Monday, April 16, 2012

Stuffed Cubed Steaks, Beet Soup, Swedish Hardtack

This menu is compiled from 500 Wartime Recipes, an American booklet on rationing from WWII. Before now, I have always done British recipes. Having compared the two, I can say that the Brits had it a lot worse, culinarily speaking. I have heard that is usually the case though.




Stuffed Cubed Steaks

4 cubed steaks (1 lb.)
1/4 t. salt
pepper
2 T. flour
1 C. soft bread crumbs
1/4 t. poultry seasoning
1 t. minced onion
4 T. melted butter
2 T. water
1/3 C. cooked rice
2 1/2 C. canned tomatoes
1/4 t. salt

Wipe steaks with a damp cloth, roll in mixture of salt, pepper and flour. Combine crumbs, poultry seasoning, onion, 2 T of butter and water to make a stuffing. Place steaks with cut side up, and cover each with a fourth of stuffing. Fold steaks over stuffing, fasten with skewers or toothpicks and place in greased shallow baking dish. Place rice around meat rolls and add tomatoes, salt and remaining butter. Cover dish and bake in moderate oven (350 F.) about 1 hour or until steaks are tender. Serves 2 or 4.



Beet Soup

6 beets, pared and grated
1 large potato, pared and grated
1/2 C. chopped celery
1 t. salt
2 C. cold water
3 T. butter
1 1/2 C. milk

Cook first 5 ingredients together 10 minutes. Force through sieve. Add butter and milk and heat thoroughly. Serves 6.




Swedish Hardtack

1 pint buttermilk
1/2 C. sugar
1/2 C. shortening, melted
1 t. salt
7/8 t. baking soda
coarse rye flour

Mix ingredients to make a thick dough and shape into 24 balls, dipping them into flour. Roll out very thin with a special peg rolling pin that pricks dough as it rolls. Bake on cookie sheet in hot oven (425 F.) until browned, about 15 min. Very crisp and tender.


Verdict:

Stuffed Cubed Steaks: Watery, tasteless, and horrid. The stuffing was slimy and bland. Were this a British WWII recipe, there would be no butter, 10x the rice, and 1/10 the meat. This is expecting each person to eat 1/4-1/2 lb. of beef per person! During rationing! Insane. I do not know why people were afraid of onion, either. At least this has actual chopped onion instead of onion juice, which is a little sad. Maybe if you went bananas and put a whole onion in, it might taste like a flavor.

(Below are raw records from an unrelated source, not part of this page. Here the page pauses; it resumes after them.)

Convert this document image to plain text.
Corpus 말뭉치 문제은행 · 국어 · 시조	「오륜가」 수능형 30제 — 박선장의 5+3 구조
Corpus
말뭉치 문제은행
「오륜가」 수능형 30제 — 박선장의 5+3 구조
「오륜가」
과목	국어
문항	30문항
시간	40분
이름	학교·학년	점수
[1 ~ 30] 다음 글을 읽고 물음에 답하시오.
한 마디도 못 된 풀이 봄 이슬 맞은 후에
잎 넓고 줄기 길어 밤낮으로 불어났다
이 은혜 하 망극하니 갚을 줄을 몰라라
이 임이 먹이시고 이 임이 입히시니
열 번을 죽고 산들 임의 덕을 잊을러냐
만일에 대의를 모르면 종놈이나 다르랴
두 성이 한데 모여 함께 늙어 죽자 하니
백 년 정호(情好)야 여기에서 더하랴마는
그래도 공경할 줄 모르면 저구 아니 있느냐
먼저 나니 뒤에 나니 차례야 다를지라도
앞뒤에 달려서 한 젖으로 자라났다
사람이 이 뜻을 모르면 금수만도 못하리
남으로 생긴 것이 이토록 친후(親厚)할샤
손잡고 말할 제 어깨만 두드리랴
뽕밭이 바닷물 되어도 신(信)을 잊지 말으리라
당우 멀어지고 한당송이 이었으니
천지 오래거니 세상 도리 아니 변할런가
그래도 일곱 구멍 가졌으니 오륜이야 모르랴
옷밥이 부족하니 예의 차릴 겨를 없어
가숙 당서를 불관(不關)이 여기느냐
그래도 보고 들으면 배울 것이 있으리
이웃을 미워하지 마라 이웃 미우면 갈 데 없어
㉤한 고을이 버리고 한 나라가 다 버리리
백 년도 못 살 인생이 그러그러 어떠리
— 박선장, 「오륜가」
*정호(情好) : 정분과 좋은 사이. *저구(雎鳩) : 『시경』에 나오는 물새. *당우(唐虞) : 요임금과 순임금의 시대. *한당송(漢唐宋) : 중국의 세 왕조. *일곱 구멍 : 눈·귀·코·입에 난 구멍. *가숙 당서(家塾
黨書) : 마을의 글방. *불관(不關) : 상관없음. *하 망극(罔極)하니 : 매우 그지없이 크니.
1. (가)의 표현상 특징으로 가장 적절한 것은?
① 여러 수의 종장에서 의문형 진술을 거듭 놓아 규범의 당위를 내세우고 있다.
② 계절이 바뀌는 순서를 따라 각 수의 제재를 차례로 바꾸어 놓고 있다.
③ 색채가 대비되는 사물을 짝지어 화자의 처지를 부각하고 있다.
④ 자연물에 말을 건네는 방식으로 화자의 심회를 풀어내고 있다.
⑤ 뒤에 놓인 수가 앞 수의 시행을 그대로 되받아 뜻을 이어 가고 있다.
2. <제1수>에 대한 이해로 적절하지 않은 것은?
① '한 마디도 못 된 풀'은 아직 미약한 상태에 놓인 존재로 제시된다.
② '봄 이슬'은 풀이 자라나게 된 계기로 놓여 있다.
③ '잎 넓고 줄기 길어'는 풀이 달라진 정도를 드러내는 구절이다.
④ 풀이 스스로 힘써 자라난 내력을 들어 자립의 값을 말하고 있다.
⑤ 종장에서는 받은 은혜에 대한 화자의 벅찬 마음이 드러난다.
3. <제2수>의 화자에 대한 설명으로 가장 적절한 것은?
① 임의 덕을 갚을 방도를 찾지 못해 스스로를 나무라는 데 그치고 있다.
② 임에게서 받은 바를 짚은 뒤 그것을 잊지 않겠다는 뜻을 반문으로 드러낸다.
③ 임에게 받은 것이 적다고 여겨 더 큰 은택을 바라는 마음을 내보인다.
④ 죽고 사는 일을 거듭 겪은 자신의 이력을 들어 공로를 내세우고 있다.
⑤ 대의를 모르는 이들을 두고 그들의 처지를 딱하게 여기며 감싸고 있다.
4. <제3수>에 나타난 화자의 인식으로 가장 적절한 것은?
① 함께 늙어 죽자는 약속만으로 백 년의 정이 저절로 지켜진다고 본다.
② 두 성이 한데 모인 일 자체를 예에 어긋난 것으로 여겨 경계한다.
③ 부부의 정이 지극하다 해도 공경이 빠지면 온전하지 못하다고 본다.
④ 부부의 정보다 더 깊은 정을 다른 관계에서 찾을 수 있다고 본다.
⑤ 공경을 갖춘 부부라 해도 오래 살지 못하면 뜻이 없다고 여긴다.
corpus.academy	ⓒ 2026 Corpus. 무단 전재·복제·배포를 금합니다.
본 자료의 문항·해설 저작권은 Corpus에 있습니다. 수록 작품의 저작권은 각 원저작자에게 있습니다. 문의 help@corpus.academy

Beet Soup: While the recipe says this serves 6, we found it could easily serve around 50. The beautiful, deep color fools you into thinking it is going to be delicious, like something berry flavored. No. It tastes of blended beets. As well it might. There is no other flavor but blended beets. The same results could be obtained by adding water to baby food.

Swedish Hardtack: Very nice! Lovely and crisp, comparable to a very tasty cracker. Because it is. Husband allowed as how he would not mind it appearing in the future, especially on camping trips or emergency snacks to supplement MREs. Due to their flavor, thinness, and relative sturdiness, they are ideal for the transference of jam to one's mouth, second only to a spoon.

5 comments:

Nonna said...

Oh, my word Jana !

Sorry some of it was so awful and heroic of you all to try it !

I made stuffed steak in the early 70's as a new bride and it was pretty good. Tied up each with baking twine into little packages filled with veggies and rice ( recipe called for bread crumbs instead of rice but I took a pass on that )

Jana said...

You may have used a superior recipe, luckily for you!

veg-o-matic said...

Where did you get your special rolling pin that "pricks as it rolls"?

P.S. Likely making Pizza Potatoes next week. Wish me luck.

Jana said...

Thrift store. It worked terribly; the dough kept getting stuck up in there. It was a nightmare to clean. I did most of the with a regular rolling pin, then docked it with a fork. I recommend this method.

I hope your pizza potatoes turn out tasty!

Jana said...

Thrift store. It worked terribly; the dough kept getting stuck up in there. It was a nightmare to clean. I did most of the with a regular rolling pin, then docked it with a fork. I recommend this method.

I hope your pizza potatoes turn out tasty!